Militarism
Because you have plundered many nations, the peoples who are left will plunder you. For you have shed human blood; you have destroyed lands and cities and everyone in them.–Habakkuk 2:8
It’s more than the saber rattling of Donald Trump toward North Korea or his incessant Twitter taunts and throw downs over who has the “bigger nuclear button.” It’s deeper than Trump’s chilling plans for a Caesar-esque military parade that will highlight large weapons, perhaps to compensate for a small heart and a little mind. It’s even more than the sinful $716 billion Trump defense budget projected for 2019.
Sadly, it’s far worse than that.
That we find ourselves in this unspeakable moment should come as no surprise. We are in the end times of a national history rooted in the awful violence of genocide and slavery, the evil midwives who have given birth to a rabid militarism that has claimed our very souls as collateral damage. A militarism rooted in blood spilled on indigenous land and under the lynching tree. A militarism grounded in white supremacy that confesses its weakness by turning to the gun.
This awful moment during which a boorish and bellicose president speaks of calling down thunder in all its fire and fury is simply a sign that the chickens have come home to roost, like winged creatures of the apocalypse daring us to look at ourselves. At who we really are.

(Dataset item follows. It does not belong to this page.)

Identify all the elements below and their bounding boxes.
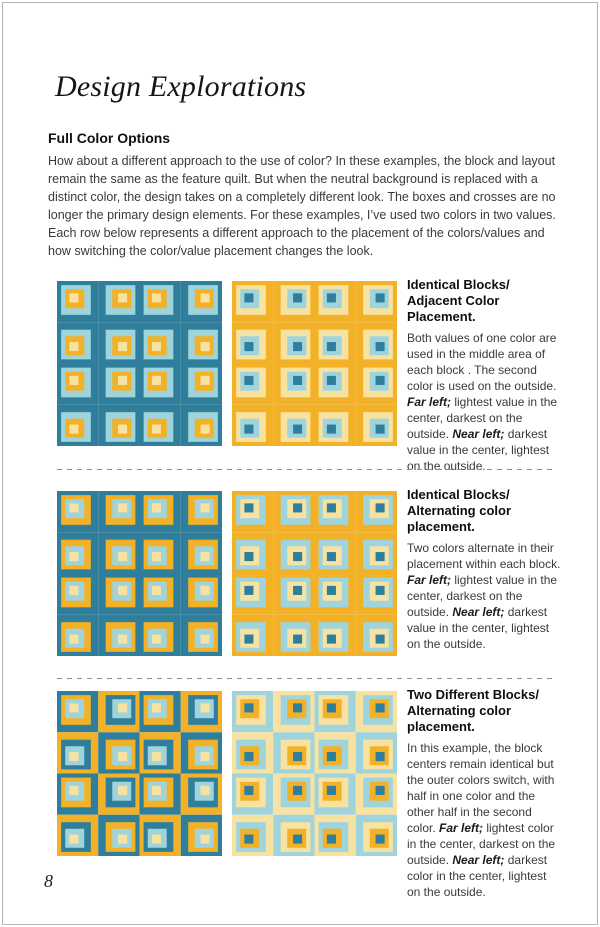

It’s not enough to look at this dying, violent imperium and declare, “We are Rome.” In fact, we have exceeded Rome in our violence, our bloodthirst, our capacity to kill. The emperor in the White House is simply a projection of our own soul sickness, a mirror of our own wretched spiritual condition.

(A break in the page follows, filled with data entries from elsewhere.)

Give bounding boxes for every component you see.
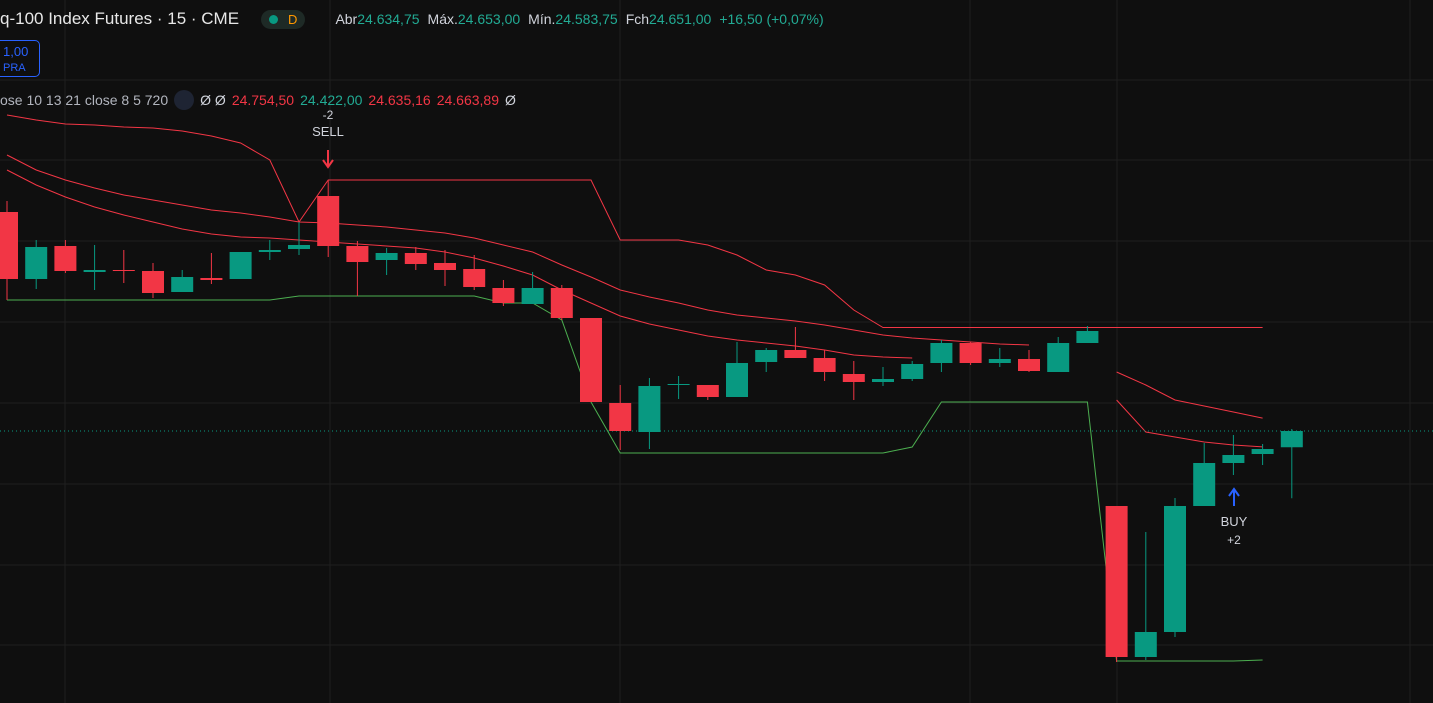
indicator-flags: Ø Ø <box>200 92 226 108</box>
close-label: Fch <box>625 11 650 27</box>
candle-body <box>930 343 953 363</box>
close-value: 24.651,00 <box>649 11 712 27</box>
badge: D <box>288 11 298 27</box>
candle-body <box>200 278 223 280</box>
order-button[interactable]: 1,00 PRA <box>0 40 40 77</box>
candle-body <box>142 271 164 293</box>
candle-body <box>550 288 573 318</box>
candle-body <box>434 263 456 270</box>
candle-body <box>317 196 340 246</box>
high-label: Máx. <box>427 11 458 27</box>
candle-body <box>1134 632 1157 657</box>
band-line <box>6 154 1263 419</box>
candle-body <box>842 374 865 382</box>
candle-body <box>229 252 252 279</box>
candle-body <box>813 358 836 372</box>
indicator-name[interactable]: ose 10 13 21 close 8 5 720 <box>0 92 169 108</box>
buy-label: BUY <box>1221 514 1248 529</box>
candle-body <box>988 359 1011 363</box>
candle-body <box>463 269 486 287</box>
status-pill[interactable]: D <box>261 9 306 29</box>
indicator-legend: ose 10 13 21 close 8 5 720 Ø Ø 24.754,50… <box>0 90 516 110</box>
candle-body <box>521 288 544 304</box>
candle-body <box>696 385 719 397</box>
sell-arrow <box>322 150 334 169</box>
candle-body <box>83 270 106 272</box>
low-label: Mín. <box>528 11 556 27</box>
change-value: +16,50 (+0,07%) <box>719 11 824 27</box>
candle-body <box>638 386 661 432</box>
candle-body <box>375 253 398 260</box>
candle-body <box>1280 431 1303 448</box>
candle-body <box>404 253 427 264</box>
band-line <box>7 295 1263 662</box>
candle-body <box>54 246 77 271</box>
indicator-value: 24.635,16 <box>368 92 431 108</box>
candle-body <box>1164 506 1186 632</box>
high-value: 24.653,00 <box>457 11 521 27</box>
candle-body <box>346 246 369 262</box>
candle-body <box>959 343 982 363</box>
candle-body <box>901 364 924 379</box>
candle-body <box>784 350 807 358</box>
candle-body <box>258 250 281 252</box>
band-line <box>6 169 1263 448</box>
band-line <box>6 114 1263 328</box>
status-dot <box>269 14 279 24</box>
buy-arrow <box>1228 487 1240 506</box>
candle-body <box>112 270 135 271</box>
candle-body <box>1222 455 1245 463</box>
candle-body <box>0 212 18 279</box>
indicator-value: 24.663,89 <box>436 92 499 108</box>
candle-body <box>726 363 748 397</box>
candle-body <box>1047 343 1070 372</box>
candle-body <box>755 350 778 362</box>
symbol-header: q-100 Index Futures · 15 · CME D Abr 24.6… <box>0 8 824 30</box>
sell-label: SELL <box>312 124 344 139</box>
candle-body <box>667 384 690 385</box>
candle-body <box>872 379 894 382</box>
open-value: 24.634,75 <box>357 11 420 27</box>
candle-body <box>1105 506 1128 657</box>
candle-body <box>1018 359 1040 371</box>
buy-qty: +2 <box>1227 533 1241 547</box>
candle-body <box>580 318 602 402</box>
candle-body <box>25 247 48 279</box>
low-value: 24.583,75 <box>555 11 618 27</box>
candle-body <box>171 277 194 292</box>
candle-body <box>1076 331 1099 343</box>
candle-body <box>288 245 310 249</box>
sell-qty: -2 <box>323 108 334 122</box>
candle-body <box>609 403 632 431</box>
order-price: 1,00 <box>3 44 29 59</box>
symbol-title[interactable]: q-100 Index Futures · 15 · CME <box>0 9 240 28</box>
indicator-value: 24.754,50 <box>231 92 295 108</box>
order-side: PRA <box>3 62 26 74</box>
candle-body <box>1251 449 1274 454</box>
indicator-icon[interactable] <box>174 90 195 110</box>
indicator-end: Ø <box>505 92 516 108</box>
candle-body <box>492 288 515 303</box>
indicator-value: 24.422,00 <box>300 92 363 108</box>
open-label: Abr <box>335 11 358 27</box>
candle-body <box>1193 463 1216 506</box>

We have heard the words of the prophet who warned us that “a nation that continues year after year to spend more money on military defense than on programs of social uplift is approaching spiritual death,” but we have not listened. We have had life and death set before us, but we have chosen death.
Today, we sit with the choice we have made and beg for mercy.
Were you there when we gave ourselves to war?
Good Friday, 2018 – Detroit, MI
Fritz Eichenberg
The Lie of War
“You destroy those who speak lies; the LORD abhors the bloodthirsty and deceitful man.” – Psalm 5:6
The language of war is cold, clinical, calculated. Broken hearts, bodies, communities shrouded in statistics and euphemism fashioned by technocrats and war profiteers. Let us leave behind the abstract language of war, designed to hide and soften war’s demonic destruction, and turn to language that is concrete.
Let us speak the sacred names of the five-year-old little girl and her 3-year-old brother who cower beneath the hum of the drone on the dusty streets of Afghanistan. Let us speak of a particular olive tree – as ancient and loved as an ancestor – ripped from its roots by a bright yellow bulldozer on a West Bank hillside.
The language of war cannot tolerate the concrete nouns that make up daily life for its victims: pink geraniums pouring out of an old clay pot, flat bread fresh from a taboun, a chipped blue bowl, a child’s sandal. It cannot allow for the breathtaking specificity of all that it seeks to destroy.
It abhors beauty and denies the Incarnation by hiding itself in bloodless jargon and a babel of militaryspeak that baptizes its victims by a new name – collateral damage. Rather than confess its rapacious appetite for every dollar it can squeeze out of people, especially the poor, it speaks of military budgets and defense contracts.
The people of Detroit are considered collateral damage as well by a nation that squanders money on “smart bombs” rather than on smart children who deserve good schools. Let us roll away the stone of disembodied language that obstructs the awful truth of war and speak in clear, bold language.
Let us speak of little girls in blue dresses, of well-muscled grandmothers gathering oregano, and of young soldiers taking Christ off the cross by laying down their arms and studying war no more.
Were you there when they lied about their wars?